For three years, Mark Brand, PhD, dreamed of leading a study abroad trip to Israel. Four months after his tragic death, that dream was realized by five students.
Brand, assistant professor of marketing studies, developed the idea for a trip during a visit to his daughter and son-in-law in Israel in 2009. That same year he learned of his cancer diagnosis. "He came back with the idea of a trip that would focus on Israel's high-tech industry, challenging how students look at Israel by studying something other than religion," said Brand's wife, Maxine.
The support of the Quad Cities Jewish community and the Heeren Family Scholarship Fund for Israel Studies offset a portion of student costs. Brand worked hard to iron out other details. "As sick as he was, he traveled to Israel in 2010 to put the initial pieces together," said Maxine. "Maybe it was knowing that he had a short time."
In early January, the students and two faculty members departed the Quad Cities for the two-week trip, which included stops in Jerusalem, Bethlehem, Tel Aviv and southern Israel. The group visited sites of cultural and religious significance, plus several colleges and universities. Interwoven was the study of business, marketing and economics.
Raised on an Iowa farm, senior Joe Bailey focused his research on high-tech agriculture. "Being in the desert, Israelis have realized incredible advancements in irrigation," he said. "I discovered farmers turning irrigation systems on and off with cell phones, as well as checking soil moisture and temperature that way. It was amazing."

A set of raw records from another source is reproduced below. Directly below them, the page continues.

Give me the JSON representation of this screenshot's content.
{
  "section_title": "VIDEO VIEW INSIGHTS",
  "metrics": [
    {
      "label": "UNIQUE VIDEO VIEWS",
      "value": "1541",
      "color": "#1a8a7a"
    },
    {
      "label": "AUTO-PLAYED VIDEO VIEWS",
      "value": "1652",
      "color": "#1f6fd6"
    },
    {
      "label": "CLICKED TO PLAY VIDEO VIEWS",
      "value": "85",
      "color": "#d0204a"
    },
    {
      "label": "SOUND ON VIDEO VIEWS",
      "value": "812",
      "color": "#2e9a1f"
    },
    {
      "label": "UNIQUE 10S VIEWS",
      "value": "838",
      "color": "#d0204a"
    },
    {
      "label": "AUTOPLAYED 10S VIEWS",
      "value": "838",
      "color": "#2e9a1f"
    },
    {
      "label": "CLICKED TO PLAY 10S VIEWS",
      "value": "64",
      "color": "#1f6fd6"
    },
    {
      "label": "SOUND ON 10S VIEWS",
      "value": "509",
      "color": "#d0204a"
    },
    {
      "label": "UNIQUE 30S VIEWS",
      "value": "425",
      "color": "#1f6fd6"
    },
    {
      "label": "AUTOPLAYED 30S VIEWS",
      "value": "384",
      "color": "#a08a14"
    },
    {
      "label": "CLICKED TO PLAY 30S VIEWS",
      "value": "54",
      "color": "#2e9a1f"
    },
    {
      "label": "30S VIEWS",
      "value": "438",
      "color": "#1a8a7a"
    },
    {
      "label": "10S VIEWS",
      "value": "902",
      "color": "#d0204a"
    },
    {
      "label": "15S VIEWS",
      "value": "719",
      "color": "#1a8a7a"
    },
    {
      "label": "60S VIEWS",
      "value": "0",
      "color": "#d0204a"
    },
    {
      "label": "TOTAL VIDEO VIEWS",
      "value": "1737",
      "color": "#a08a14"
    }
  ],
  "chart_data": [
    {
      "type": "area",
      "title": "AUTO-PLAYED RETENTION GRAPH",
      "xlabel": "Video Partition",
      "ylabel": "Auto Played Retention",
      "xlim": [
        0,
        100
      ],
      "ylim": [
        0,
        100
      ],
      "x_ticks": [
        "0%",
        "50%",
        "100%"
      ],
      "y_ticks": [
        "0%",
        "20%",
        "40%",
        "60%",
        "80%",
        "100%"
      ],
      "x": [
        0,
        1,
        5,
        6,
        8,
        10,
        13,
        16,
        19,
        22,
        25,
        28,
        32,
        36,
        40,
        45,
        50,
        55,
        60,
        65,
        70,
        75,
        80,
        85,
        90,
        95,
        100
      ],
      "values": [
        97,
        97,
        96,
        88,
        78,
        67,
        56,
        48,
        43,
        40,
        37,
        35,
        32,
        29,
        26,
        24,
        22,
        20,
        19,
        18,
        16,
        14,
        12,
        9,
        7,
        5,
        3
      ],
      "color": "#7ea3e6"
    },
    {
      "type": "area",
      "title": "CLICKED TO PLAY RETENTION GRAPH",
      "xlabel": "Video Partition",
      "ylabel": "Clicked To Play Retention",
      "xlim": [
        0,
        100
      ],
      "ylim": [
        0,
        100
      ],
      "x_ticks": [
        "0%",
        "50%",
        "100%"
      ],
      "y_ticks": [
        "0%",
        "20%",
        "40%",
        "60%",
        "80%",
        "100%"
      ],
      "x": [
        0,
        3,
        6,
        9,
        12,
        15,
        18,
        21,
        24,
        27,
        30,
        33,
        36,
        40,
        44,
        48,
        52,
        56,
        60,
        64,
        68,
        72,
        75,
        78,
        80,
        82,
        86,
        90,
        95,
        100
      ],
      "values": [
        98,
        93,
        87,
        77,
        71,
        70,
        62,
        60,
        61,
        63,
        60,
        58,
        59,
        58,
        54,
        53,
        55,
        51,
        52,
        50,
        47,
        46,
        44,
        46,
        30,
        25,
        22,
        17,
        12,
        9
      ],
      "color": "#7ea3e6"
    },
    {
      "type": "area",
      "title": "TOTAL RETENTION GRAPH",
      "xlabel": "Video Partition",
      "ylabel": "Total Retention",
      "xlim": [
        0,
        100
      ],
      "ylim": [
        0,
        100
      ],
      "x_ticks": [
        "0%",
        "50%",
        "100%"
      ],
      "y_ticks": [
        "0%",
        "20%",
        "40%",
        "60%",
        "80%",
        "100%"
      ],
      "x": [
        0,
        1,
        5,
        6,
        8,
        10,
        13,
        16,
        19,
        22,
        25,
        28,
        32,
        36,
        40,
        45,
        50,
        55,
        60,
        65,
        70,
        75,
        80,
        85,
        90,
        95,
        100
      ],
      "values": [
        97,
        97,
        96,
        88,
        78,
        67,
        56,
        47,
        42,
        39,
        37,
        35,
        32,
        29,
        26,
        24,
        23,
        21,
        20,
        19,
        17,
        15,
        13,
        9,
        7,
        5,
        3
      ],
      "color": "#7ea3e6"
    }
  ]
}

Ian Ross '10, a graduate student in accounting, was impressed by a company that manufactured electric cars. "They created and offered an entire infrastructure of support, such as battery exchange and charging packages, akin to cell phone plans," he said.
Sophomore Kemper Rusteberg was fascinated by a visit to Kafrit, a global plastics manufacturing company. It is owned by a kibbutz, or communal settlement. "The kibbutz is the CEO, very interesting from a managing perspective," said Rusteberg.
Rusteberg said Brand's dream will help shape his future.
"Dr. Brand would say that you've got to be able to 'market' yourself," he said. "A trip like this really puts us in a place to do so, very positively. I believe SAU's Israel study abroad program was his crowning achievement."